Mr. Childs suggests that if Mr. Lewis would stop playing politics, then some reasonable agreement might be worked out at least for the duration of Government operation through June. Mr. Lewis's recent strike over safety had penalized both miners and industry, and likely had not contributed to increasing mine safety.

Samuel Grafton discusses the high prices which had belied the Republican and big business push the previous year to rid the economy of price control on the basis that it would allow higher production which would inevitably saturate the market enough with product that prices would fall. It had not worked out that way.

The Republicans had been unrealistic in believing that prices could be unrestrained and high while labor would remain content with wages as they were.

The conservative Council of Economic Advisers had just told the President that lower prices and higher wages were necessary to stabilize the economy. Such had to be disturbing to the conservatives in Congress who wanted the opposite on both counts. That these men who were by no means New Dealers were advocating higher wages betrayed how infantile the conservative conception a year earlier had been.

"One can almost see the conservative fantasy shredding away, like bits of fogs in a fresh, early wind."

A letter criticizes the American policy of blocking Russia on the premise that the people of Europe would then choose American democracy instead of Communism. There were other alternatives between the two forms of imperialism.

The U.N. had handled the Iranian situation a year earlier when Russia had exceeded its prior treaty-determined March 2 deadline to withdraw its troops from Azerbaijan six months after the end of the war.
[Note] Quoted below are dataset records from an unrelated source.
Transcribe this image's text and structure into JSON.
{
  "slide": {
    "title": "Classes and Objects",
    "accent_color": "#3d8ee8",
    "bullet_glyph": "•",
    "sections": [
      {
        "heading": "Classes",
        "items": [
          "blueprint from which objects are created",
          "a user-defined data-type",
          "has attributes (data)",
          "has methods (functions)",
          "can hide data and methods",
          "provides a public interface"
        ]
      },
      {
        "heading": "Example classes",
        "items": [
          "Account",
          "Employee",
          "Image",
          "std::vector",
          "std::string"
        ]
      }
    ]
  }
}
If it could successfully handle that situation, he offers, it ought be able to handle the Greek and Turkish situations. The other choice was the illusion that armed force could maintain security.

A letter from the wife of News reporter Pete McKnight objects to the requirement that special elections on "non-essential" bond measures have for passage a majority vote of those registered. She says she would definitely be at the polls to vote for the amendment to the State Constitution to eliminate this restriction.

A letter tells of a bad place on Lakewood Avenue where cars rode on a path next to the railroad tracks, becoming so muddy when it rained that cars could not utilize it. A paved road was necessary.